Course contre la montre
À la technicité de la production, de la transformation et de la formulation, s’ajoute la complexité de la communication entre les métiers : des professionnels aussi différents que des agronomes et des pharmaciens doivent se coordonner, fait remarquer Yves Christol. L’étape de production de fleurs de chanvre ne commencera qu’une fois les étapes de R & D validées, c’est-à-dire pas avant le printemps 2023. Les professionnels veulent éviter que les délais s’allongent encore.
D’où l’association nouvellement constituée. Celle-ci est soutenue par InterChanvre, l’interprofession du chanvre. Elle rassemble des spécialistes du cannabis à usage médical, des développeurs et des fabricants pharmaceutiques. La filière naissante est impatiente de prendre son envol. Le potentiel est d’au moins 300 000 patients dans un premier temps, mais il peut être élargi à un million et demi de personnes, selon le président de Santé France cannabis.
Haute valeur ajoutée
« Le marché médical se compte non pas en tonnes, mais en kilos de fleurs de chanvre destinées au broyage ou à l’extraction, et les surfaces non pas en hectares mais en mètres carrés », explique Frantz Deschamps, secrétaire général de l’association et président de Stanipharm, entreprise de fabrication de médicaments.
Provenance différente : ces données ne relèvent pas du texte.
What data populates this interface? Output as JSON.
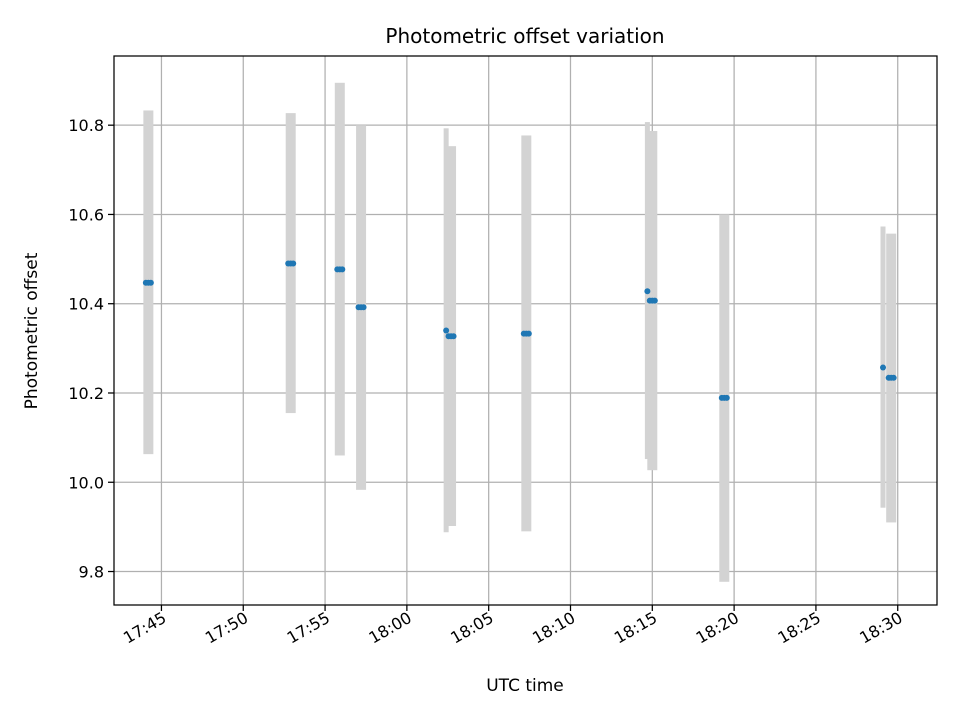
{
  "chart_data": {
    "type": "scatter",
    "title": "Photometric offset variation",
    "xlabel": "UTC time",
    "ylabel": "Photometric offset",
    "x_ticks": [
      "17:45",
      "17:50",
      "17:55",
      "18:00",
      "18:05",
      "18:10",
      "18:15",
      "18:20",
      "18:25",
      "18:30"
    ],
    "y_ticks": [
      "9.8",
      "10.0",
      "10.2",
      "10.4",
      "10.6",
      "10.8"
    ],
    "xlim": [
      "17:42:06",
      "18:32:24"
    ],
    "ylim": [
      9.725,
      10.955
    ],
    "grid": true,
    "colors": {
      "points": "#1f77b4",
      "error_bars": "#d3d3d3",
      "grid": "#b0b0b0"
    },
    "groups": [
      {
        "time": "17:44:12",
        "y": 10.447,
        "ylow": 10.063,
        "yhigh": 10.833,
        "n": 3
      },
      {
        "time": "17:52:54",
        "y": 10.49,
        "ylow": 10.155,
        "yhigh": 10.827,
        "n": 3
      },
      {
        "time": "17:55:54",
        "y": 10.477,
        "ylow": 10.06,
        "yhigh": 10.895,
        "n": 3
      },
      {
        "time": "17:57:12",
        "y": 10.392,
        "ylow": 9.983,
        "yhigh": 10.8,
        "n": 3
      },
      {
        "time": "18:02:24",
        "y": 10.34,
        "ylow": 9.888,
        "yhigh": 10.793,
        "n": 1
      },
      {
        "time": "18:02:42",
        "y": 10.327,
        "ylow": 9.902,
        "yhigh": 10.753,
        "n": 3
      },
      {
        "time": "18:07:18",
        "y": 10.333,
        "ylow": 9.89,
        "yhigh": 10.777,
        "n": 3
      },
      {
        "time": "18:14:42",
        "y": 10.428,
        "ylow": 10.052,
        "yhigh": 10.807,
        "n": 1
      },
      {
        "time": "18:15:00",
        "y": 10.407,
        "ylow": 10.027,
        "yhigh": 10.787,
        "n": 3
      },
      {
        "time": "18:19:24",
        "y": 10.189,
        "ylow": 9.777,
        "yhigh": 10.6,
        "n": 3
      },
      {
        "time": "18:29:06",
        "y": 10.257,
        "ylow": 9.943,
        "yhigh": 10.573,
        "n": 1
      },
      {
        "time": "18:29:36",
        "y": 10.234,
        "ylow": 9.91,
        "yhigh": 10.557,
        "n": 3
      }
    ]
  }
}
Une fois récoltée, la fleur peut être transformée de deux façons : elle est soit séchée, puis broyée ; soit on en tire des extraits qui sont destinés à être vaporisés pour l’inhalation par les patients, principalement à des fins antalgiques.
Malgré ces petits volumes, la filière du chanvre est intéressée par le cannabis à usage médical car c’est un segment de marché à haute valeur ajoutée et en croissance qui s’ajoute aux débouchés classiques du papier, du textile, des matériaux de construction et de l’alimentation (huile, protéines). Interval, coopérative située près de Dijon, est déjà sur les rangs pour produire de la fleur de chanvre dès que la production sera autorisée.